宿屋の主人が元従業員の○○の顔を見ると急いで近付いて来た。

「お久しぶりです!」

「お久しぶりじゃないよ!全然顔見せ無いから心配してたよ!」

宿屋の主人は懐かしそうに目を細めた。

「元気そうだな」

「マスターこそ」

「あの日出て行ったぶりだな。あの熊と色男は?」

「良くしてくれてるわ」

「そうか……。まぁ、立ち話もなんだ。紅茶でも淹れるから座りなよ」

宿屋の主人はさっそく紅茶を煎れ始める。

「一年半ぶりかしら?」

○○はカウンターに座る。

「あぁ。丁度それくらいだ。はい、どうぞ」

「いただきます。
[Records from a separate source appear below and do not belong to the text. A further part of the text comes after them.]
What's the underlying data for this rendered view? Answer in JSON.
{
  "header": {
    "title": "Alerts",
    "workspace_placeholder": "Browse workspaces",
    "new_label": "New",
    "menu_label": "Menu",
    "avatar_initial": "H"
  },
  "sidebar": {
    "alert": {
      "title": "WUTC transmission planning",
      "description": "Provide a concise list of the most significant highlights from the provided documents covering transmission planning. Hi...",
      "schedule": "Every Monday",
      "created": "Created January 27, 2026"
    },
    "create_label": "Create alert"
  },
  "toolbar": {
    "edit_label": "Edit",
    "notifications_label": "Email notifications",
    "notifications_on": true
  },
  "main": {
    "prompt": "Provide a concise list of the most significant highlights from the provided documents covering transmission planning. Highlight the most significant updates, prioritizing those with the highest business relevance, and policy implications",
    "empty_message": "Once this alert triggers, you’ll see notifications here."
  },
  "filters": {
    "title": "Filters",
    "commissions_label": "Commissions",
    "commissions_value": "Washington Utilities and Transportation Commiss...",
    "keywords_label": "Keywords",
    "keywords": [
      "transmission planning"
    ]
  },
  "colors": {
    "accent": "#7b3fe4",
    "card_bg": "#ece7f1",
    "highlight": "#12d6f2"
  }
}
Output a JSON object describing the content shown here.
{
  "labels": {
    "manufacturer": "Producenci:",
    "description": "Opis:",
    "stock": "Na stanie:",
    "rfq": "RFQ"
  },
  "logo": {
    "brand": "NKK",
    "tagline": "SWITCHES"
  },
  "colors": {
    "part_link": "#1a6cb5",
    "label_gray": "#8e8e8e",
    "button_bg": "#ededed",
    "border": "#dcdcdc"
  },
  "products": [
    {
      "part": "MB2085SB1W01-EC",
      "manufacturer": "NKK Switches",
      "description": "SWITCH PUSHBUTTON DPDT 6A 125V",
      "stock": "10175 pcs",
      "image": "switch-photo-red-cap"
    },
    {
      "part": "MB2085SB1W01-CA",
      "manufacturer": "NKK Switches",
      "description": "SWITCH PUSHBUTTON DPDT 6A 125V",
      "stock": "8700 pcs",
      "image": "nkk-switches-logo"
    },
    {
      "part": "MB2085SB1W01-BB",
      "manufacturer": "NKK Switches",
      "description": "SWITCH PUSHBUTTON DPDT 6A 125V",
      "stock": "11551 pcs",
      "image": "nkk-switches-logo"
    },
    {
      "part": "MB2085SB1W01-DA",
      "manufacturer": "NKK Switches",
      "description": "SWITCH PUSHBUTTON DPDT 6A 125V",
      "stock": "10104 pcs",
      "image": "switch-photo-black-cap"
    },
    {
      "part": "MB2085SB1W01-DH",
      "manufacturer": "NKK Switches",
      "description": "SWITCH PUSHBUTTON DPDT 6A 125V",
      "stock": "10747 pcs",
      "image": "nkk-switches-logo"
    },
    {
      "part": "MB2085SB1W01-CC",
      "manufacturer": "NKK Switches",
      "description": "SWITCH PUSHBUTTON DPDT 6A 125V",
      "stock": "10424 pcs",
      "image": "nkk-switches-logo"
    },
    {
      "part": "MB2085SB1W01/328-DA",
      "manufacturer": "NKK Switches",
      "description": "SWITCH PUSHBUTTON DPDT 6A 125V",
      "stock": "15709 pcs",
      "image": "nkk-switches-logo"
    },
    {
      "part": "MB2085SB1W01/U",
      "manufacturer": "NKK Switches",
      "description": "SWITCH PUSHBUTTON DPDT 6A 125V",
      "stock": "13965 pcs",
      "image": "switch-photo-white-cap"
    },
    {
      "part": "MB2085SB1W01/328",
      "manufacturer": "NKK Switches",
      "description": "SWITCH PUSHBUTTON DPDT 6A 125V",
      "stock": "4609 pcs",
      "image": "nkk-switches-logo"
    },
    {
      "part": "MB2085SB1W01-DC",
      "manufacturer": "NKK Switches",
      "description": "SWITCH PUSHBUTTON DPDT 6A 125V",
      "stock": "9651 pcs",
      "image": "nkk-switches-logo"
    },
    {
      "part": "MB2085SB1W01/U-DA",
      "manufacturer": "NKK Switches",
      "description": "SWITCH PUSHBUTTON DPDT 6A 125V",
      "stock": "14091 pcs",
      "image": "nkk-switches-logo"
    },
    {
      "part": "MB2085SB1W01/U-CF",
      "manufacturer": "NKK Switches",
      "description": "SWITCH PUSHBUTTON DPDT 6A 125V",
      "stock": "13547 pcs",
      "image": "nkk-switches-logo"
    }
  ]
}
うん、美味しい」

○○は懐かしそうに目を細めた。

「○○が居なくなってから食事の客が減ったよ」

「でも、傭兵の暴動はないでしょ?」

宿屋の主人の苦笑に○○は笑顔を返す。

「あぁ。よく買い物に来るようだが。よく○○の話を聞いたよ」

「話を?」

「あぁ、あの熊と色男を手玉に取ってるそうじゃないか」

「ぶっ!けほ、何言ってるの!」

○○は飲んでいた紅茶を少し溢した。

「はは、その様子じゃ違うのかい?」

「違うよ!まぁ、そうなったら良いなーとは思わないでもないけど。残念ながら、入る隙はなさそうよ」

○○はイタズラっぽく笑った。

「そうかい」


ーーカラーン


「○○さん」

U主が宿屋に入って来た。

「あ?終わった?じゃあ、行きましょうか」

○○は席を立つと振り返った。

「帰るのかい?」

「うん!」

「すっかり向こうに慣れたんだな」

「また、隙を見て来るわ!」

「あぁ、待ってるよ。辛くなったらいつでも帰っておいで」

宿屋の主人はにっこりと笑った。





帰る場所がある喜びを○○は噛みしめた。








***








ここまでお読みいただき、○○様、ありがとうございます!


えー、ゲーム本編の話に入って来てしまいましたが、長編をやる気はないです。
なので、ヒロインがパーティに入ったりとか、重要な場面に立つとか、あまり無いと思われます。

あくまでも、フリック&ビクトールがお相手の話なので、本拠地を手に入れたら本編に関わる事も減りますのであらかじめご了承下さい。


あと、VS物や、シリアス、ほのぼのなど混在します。